The Place of the Symbolic City in Construction of National Imagery: A Case of Balkan Folklore - Two Models of Epic City

Mirjana Detelić
Institute for Balkan Studies, Serbian Academy of Sciences and Arts

Published 01.12.2004

Keywords

  • folklore studies,
  • oral epic tradition,
  • Serbo-Croatian language,
  • urban space,
  • South Slavs

How to Cite

Detelić, M. (2004). The Place of the Symbolic City in Construction of National Imagery: A Case of Balkan Folklore - Two Models of Epic City.
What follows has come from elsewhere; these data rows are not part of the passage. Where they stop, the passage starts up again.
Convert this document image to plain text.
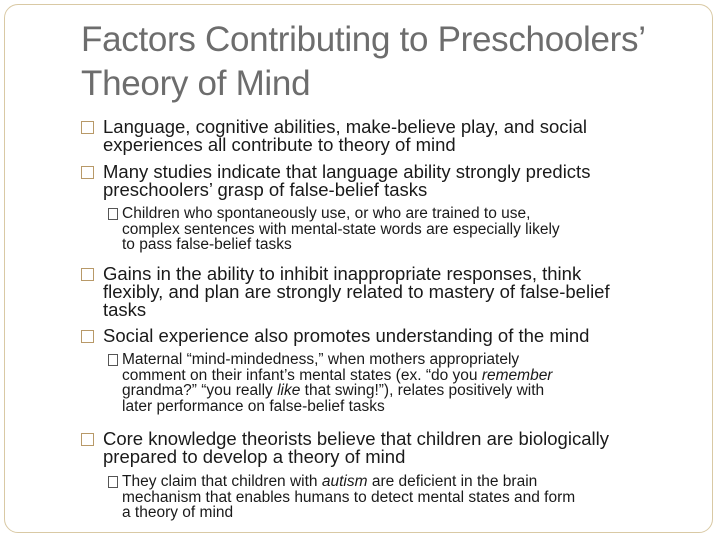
Factors Contributing to Preschoolers’
Theory of Mind
Language, cognitive abilities, make-believe play, and social
experiences all contribute to theory of mind
Many studies indicate that language ability strongly predicts
preschoolers’ grasp of false-belief tasks
Children who spontaneously use, or who are trained to use,
complex sentences with mental-state words are especially likely
to pass false-belief tasks
Gains in the ability to inhibit inappropriate responses, think
flexibly, and plan are strongly related to mastery of false-belief
tasks
Social experience also promotes understanding of the mind
Maternal “mind-mindedness,” when mothers appropriately
comment on their infant’s mental states (ex. “do you remember
grandma?” “you really like that swing!”), relates positively with
later performance on false-belief tasks
Core knowledge theorists believe that children are biologically
prepared to develop a theory of mind
They claim that children with autism are deficient in the brain
mechanism that enables humans to detect mental states and form
a theory of mind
Balcanica - Annual of the Institute for Balkan Studies, (XXXV), 171–184. https://doi.org/10.2298/BALC0535171D

Abstract

This article is based on folklore studies of oral epic tradition in the Serbo-Croat (or, depending on territory, Croat-Serbian) language which was common to the majority of former Yugoslavia population (in fact, all but Slovenes and Macedonians). The corpus of 1200 oral epic songs were chosen among other folklore genres because of their strong ideological position which made them the only form of oral literature where town appears as a human habitation clearly defined in time and space. In all other forms of traditional culture, the urban space is imagined and represented either as a miraculous or elfin place (as in fairy-tales, ritual poetry, short literary forms, et al), or as a notion with a name but without a content (as in etiological and other legends). In contrast, the epic poetry builds the image of urban space as a centre of power and earthly rule, equating the very concept of potency of ‘state’ with the number of a state’s towns and cities. In the epic poetry only - because it deals with ethic, social, and political norms as they effect (and affect) the complex relationship between the state, its ruler, religion, and nation - urban spaces are modeled as places with structure, important enough to go to war for. This is always so in the South Slav material where politics and religion are intertwined more than they should be, causing and caused by permanent Christian-Muslim clashes and truces. As recent war experience in the Balkans shows, the latter sense of the term ‘town’ in particular persists, giving rise to circumstances of the greatest risk for the survival of culture – traditional or other.